Defining Visual Rhetorics: Images Construct Memory

steampunk_archive_icon_by_yereverluvinuncleber-d5jsav0Edwards, Janis L. “Echoes of Camelot: How Images Construct Cultural Memory Through Rhetorical Framing.” Defining Visual Rhetorics. Eds. Charles A. Hill and Marguerite Helmers. Mahwah, NJ: Lawrence Erlbaum Associates, 2004. 3595-3904. Ebook.

This article looks primarily at the main image associated with John Kennedy, Jr.–the image of a boy in short pants saluting his father’s casket, after framing and practicing the argument on the flag-raising image from 9/11.

Edwards argues that “images disseminated in connection with newsworthy events become attached to the event in the form of cultural remembering” (3595 of 6169).

Images can “express particulars to evoke the universal” (3600 of 6169). According to Edwards specific images “create larger rhetorical frameworks that revive and reimagine the narratives that constitute cultural myths” (3611 of 6169). Iconic photographs “expand representation” (3622 of 6169).

The-picture-of-the-funeral-JFK-Jr-salutes-his-fathers-casket

The image’s reproduction was not simply as a photograph, even when cropped in various ways. Instead, it was also referenced verbally (3654 of 6169).

When John Kennedy Jr died “news outlets and editorial cartoonists linked the tragic and premature deaths of father and son” continuing “a narrative of national regret over unrealized potential” (3676 of 6169).
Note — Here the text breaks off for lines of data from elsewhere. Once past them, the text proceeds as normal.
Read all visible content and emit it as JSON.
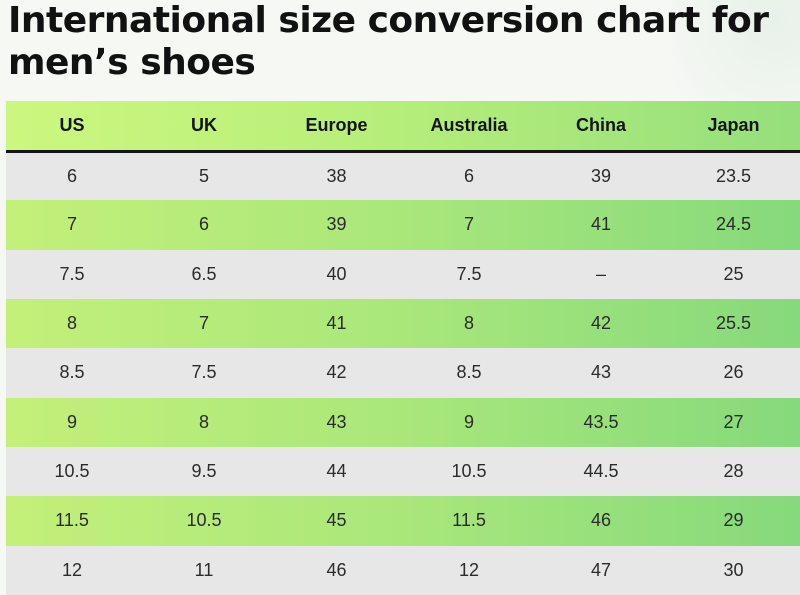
{
  "title": "International size conversion chart for men’s shoes",
  "table": {
    "headers": [
      "US",
      "UK",
      "Europe",
      "Australia",
      "China",
      "Japan"
    ],
    "rows": [
      [
        "6",
        "5",
        "38",
        "6",
        "39",
        "23.5"
      ],
      [
        "7",
        "6",
        "39",
        "7",
        "41",
        "24.5"
      ],
      [
        "7.5",
        "6.5",
        "40",
        "7.5",
        "–",
        "25"
      ],
      [
        "8",
        "7",
        "41",
        "8",
        "42",
        "25.5"
      ],
      [
        "8.5",
        "7.5",
        "42",
        "8.5",
        "43",
        "26"
      ],
      [
        "9",
        "8",
        "43",
        "9",
        "43.5",
        "27"
      ],
      [
        "10.5",
        "9.5",
        "44",
        "10.5",
        "44.5",
        "28"
      ],
      [
        "11.5",
        "10.5",
        "45",
        "11.5",
        "46",
        "29"
      ],
      [
        "12",
        "11",
        "46",
        "12",
        "47",
        "30"
      ]
    ]
  },
  "colors": {
    "header_gradient_start": "#ccf77f",
    "header_gradient_end": "#95df7c",
    "row_gray": "#e7e7e7",
    "row_green_start": "#c3f079",
    "row_green_end": "#86d97c",
    "header_rule": "#151515",
    "text": "#2b2b2b"
  }
}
When they are used out of historical context, they refresh the memory and associate it with the new experience. The photo acts as an argument, saying that this new thing is related to the old thing (3687 of 6169).

Edwards examines the JFK Jr photo in relation to Perlmutter’s “eleven characteristics of outrage-provoking photographs” (3732 of 6169). The eleventh discusses the composition of the photograph as it is most commonly reproduced (3787 of 6169).
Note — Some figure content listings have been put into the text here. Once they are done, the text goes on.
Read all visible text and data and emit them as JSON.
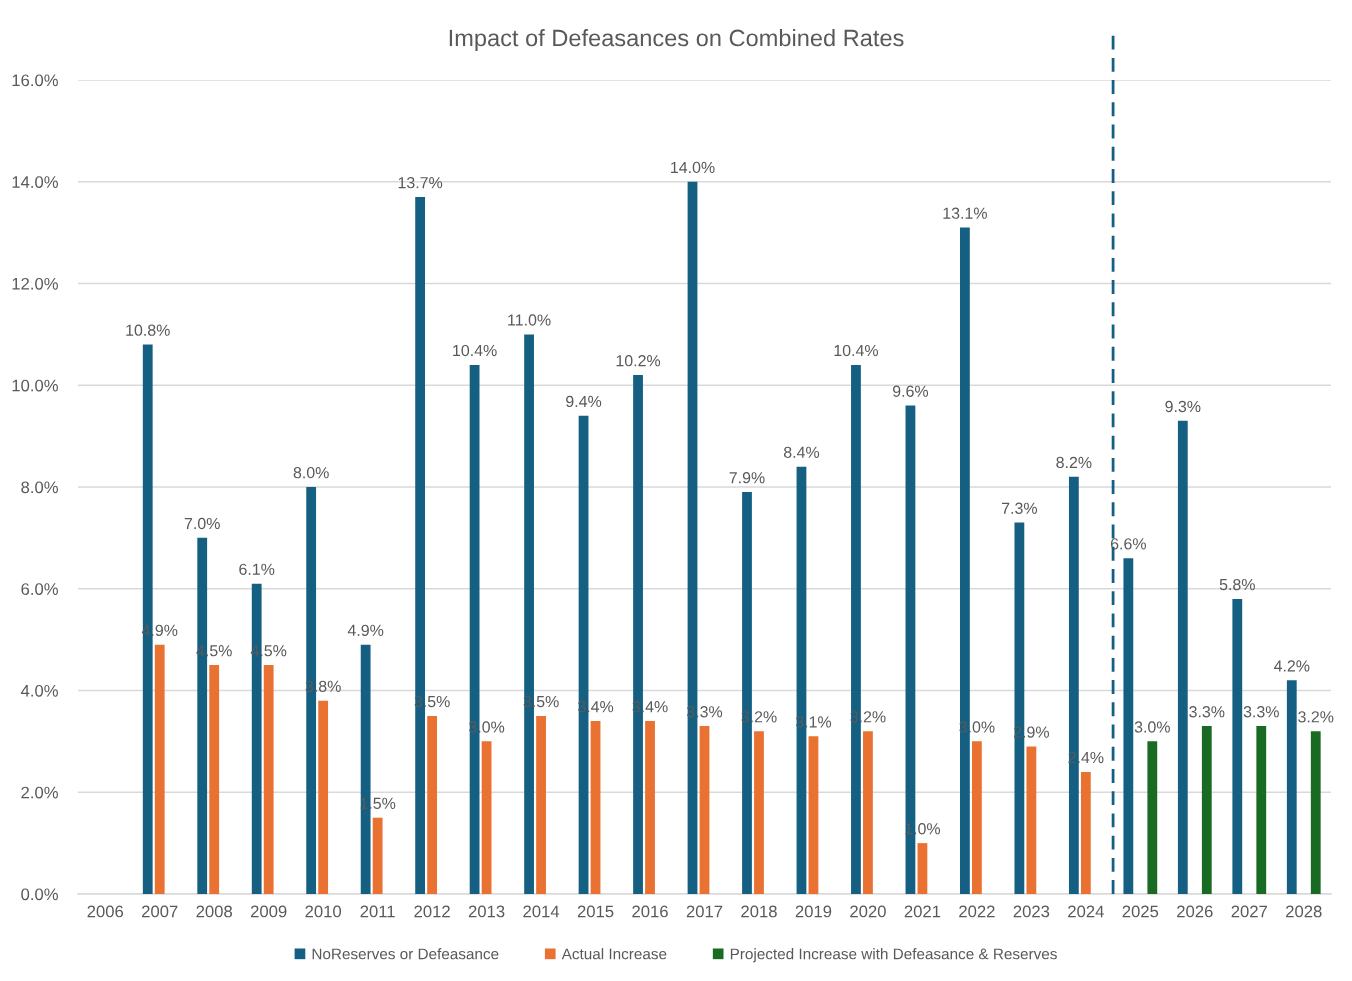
{
  "chart_data": {
    "type": "bar",
    "title": "Impact of Defeasances on Combined Rates",
    "x": [
      2007,
      2008,
      2009,
      2010,
      2011,
      2012,
      2013,
      2014,
      2015,
      2016,
      2017,
      2018,
      2019,
      2020,
      2021,
      2022,
      2023,
      2024,
      2025,
      2026,
      2027,
      2028
    ],
    "xlim": [
      2005.5,
      2028.5
    ],
    "xticks": [
      2006,
      2007,
      2008,
      2009,
      2010,
      2011,
      2012,
      2013,
      2014,
      2015,
      2016,
      2017,
      2018,
      2019,
      2020,
      2021,
      2022,
      2023,
      2024,
      2025,
      2026,
      2027,
      2028
    ],
    "ylim": [
      0,
      16
    ],
    "yticks": [
      {
        "value": 0,
        "label": "0.0%"
      },
      {
        "value": 2,
        "label": "2.0%"
      },
      {
        "value": 4,
        "label": "4.0%"
      },
      {
        "value": 6,
        "label": "6.0%"
      },
      {
        "value": 8,
        "label": "8.0%"
      },
      {
        "value": 10,
        "label": "10.0%"
      },
      {
        "value": 12,
        "label": "12.0%"
      },
      {
        "value": 14,
        "label": "14.0%"
      },
      {
        "value": 16,
        "label": "16.0%"
      }
    ],
    "series": [
      {
        "name": "NoReserves or Defeasance",
        "color": "#156082",
        "values": [
          10.8,
          7.0,
          6.1,
          8.0,
          4.9,
          13.7,
          10.4,
          11.0,
          9.4,
          10.2,
          14.0,
          7.9,
          8.4,
          10.4,
          9.6,
          13.1,
          7.3,
          8.2,
          6.6,
          9.3,
          5.8,
          4.2
        ],
        "value_labels": [
          "10.8%",
          "7.0%",
          "6.1%",
          "8.0%",
          "4.9%",
          "13.7%",
          "10.4%",
          "11.0%",
          "9.4%",
          "10.2%",
          "14.0%",
          "7.9%",
          "8.4%",
          "10.4%",
          "9.6%",
          "13.1%",
          "7.3%",
          "8.2%",
          "6.6%",
          "9.3%",
          "5.8%",
          "4.2%"
        ]
      },
      {
        "name": "Actual Increase",
        "color": "#e97132",
        "values": [
          4.9,
          4.5,
          4.5,
          3.8,
          1.5,
          3.5,
          3.0,
          3.5,
          3.4,
          3.4,
          3.3,
          3.2,
          3.1,
          3.2,
          1.0,
          3.0,
          2.9,
          2.4,
          null,
          null,
          null,
          null
        ],
        "value_labels": [
          "4.9%",
          "4.5%",
          "4.5%",
          "3.8%",
          "1.5%",
          "3.5%",
          "3.0%",
          "3.5%",
          "3.4%",
          "3.4%",
          "3.3%",
          "3.2%",
          "3.1%",
          "3.2%",
          "1.0%",
          "3.0%",
          "2.9%",
          "2.4%",
          null,
          null,
          null,
          null
        ]
      },
      {
        "name": "Projected Increase with Defeasance & Reserves",
        "color": "#196b24",
        "values": [
          null,
          null,
          null,
          null,
          null,
          null,
          null,
          null,
          null,
          null,
          null,
          null,
          null,
          null,
          null,
          null,
          null,
          null,
          3.0,
          3.3,
          3.3,
          3.2
        ],
        "value_labels": [
          null,
          null,
          null,
          null,
          null,
          null,
          null,
          null,
          null,
          null,
          null,
          null,
          null,
          null,
          null,
          null,
          null,
          null,
          "3.0%",
          "3.3%",
          "3.3%",
          "3.2%"
        ]
      }
    ],
    "ref_lines": [
      {
        "axis": "x",
        "value": 2024.5,
        "color": "#156082",
        "line_style": "dashed"
      }
    ],
    "grid": "y",
    "legend": "bottom"
  }
}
Edwards discusses the editorial cartoon appropriation of the image (3799-3869) discussing the recontextualization of images.

Related readings:
Perlmutter, David D. Photojournalism and Foreign Policy: Icons of Outrage in International Crisis. Westport, CT: Praeger, 1998.

Zelizer, Barbie. Covering the Body: The Kennedy Assassination, the Media, and the Shaping of Collective Memory. Chicago: U of Chicago P, 1992.